The number of ex-leprosy patients has reduced rapidly who were forced to be admitted under leprosy prevention/segregation law and are staying at national sanatoriums with different disabilities due to different physical and social reasons for long time in Japan. Most of them have been of clinically cured status for decades after effective chemotherapy. Some have still been suffering from acute or chronic neuralgic pains which are supposed to be long standing consequences of nerve damage of leprosy and getting medications for long period. Pharmacy department of National Suruga Sanatorium has studied the amount of prescriptions of some medicines for last 11 years, which were thought to be prescribed for pain including neuralgic pain.
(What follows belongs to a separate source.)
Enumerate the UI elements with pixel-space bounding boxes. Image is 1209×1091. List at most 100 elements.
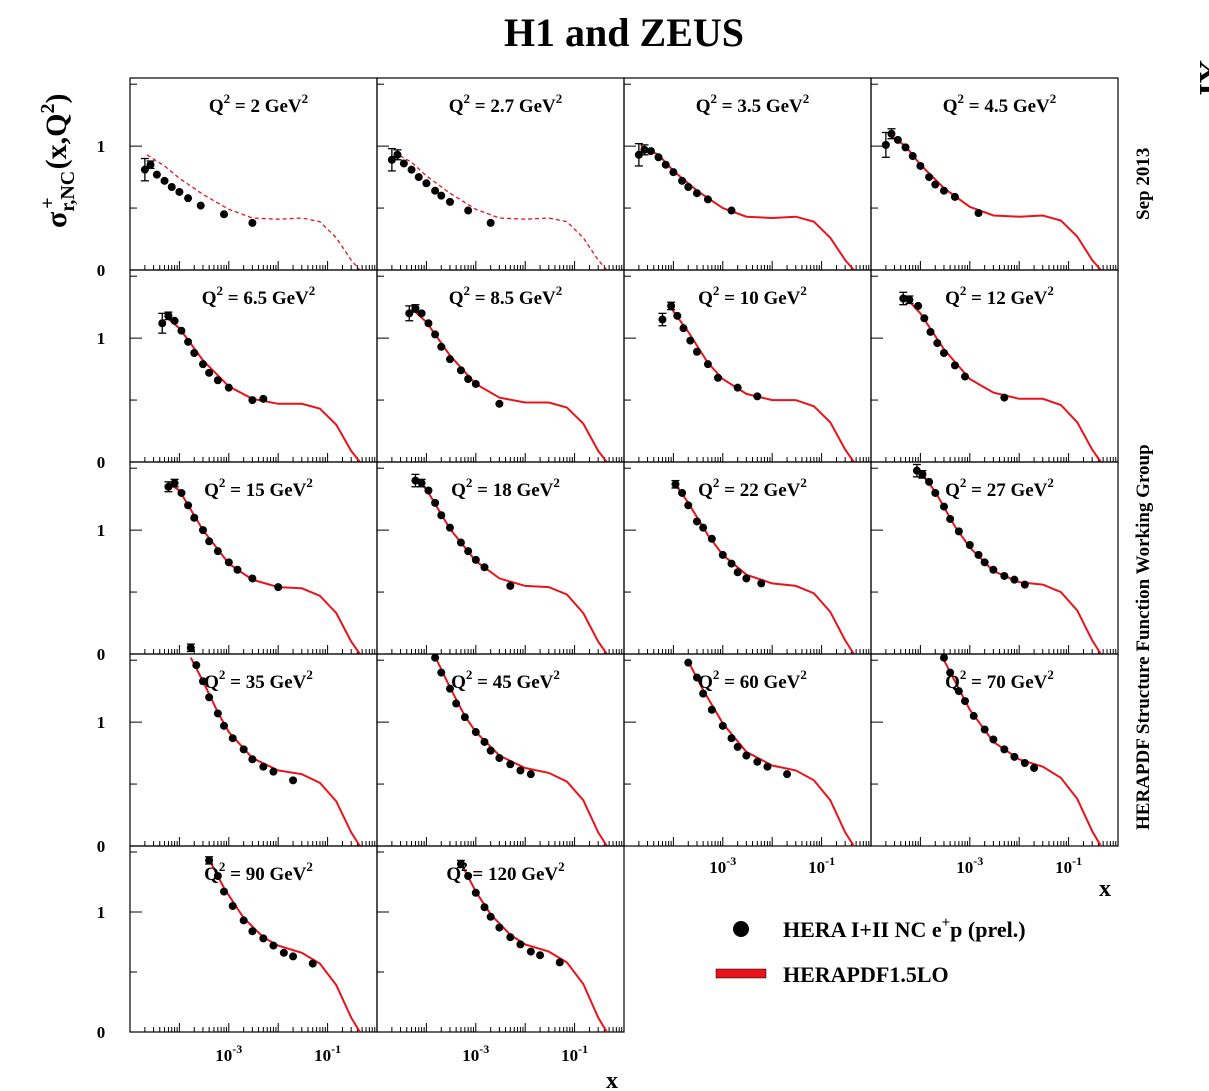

There seem to be some tendencies of medications during last decade. VitaminB12 (Mecobalamine) is one of the commonest drugs for neuralgic pain at this sanatorium and the amount of prescription had almost been unchanged through the years. Prescription of non-steroid antiinflammatory drugs (NSAIDs) increased year by year, which may reflect the increasing age of ex-patients who need more pain killers for their painful joints or back. Loxoprofen is the most popular pain killer here and increased by ten times for last decade. The number of prescription for Pentazocine and Hydroxyzine Hydrochloride injection increased for last several years, which reflects a few patients who were still suffering from severe chronic neuralgia for years. It is desirable that a standard regimen for chronic neuralgic pain as a consequence of nerve impairment in leprosy will be developed as soon as possible.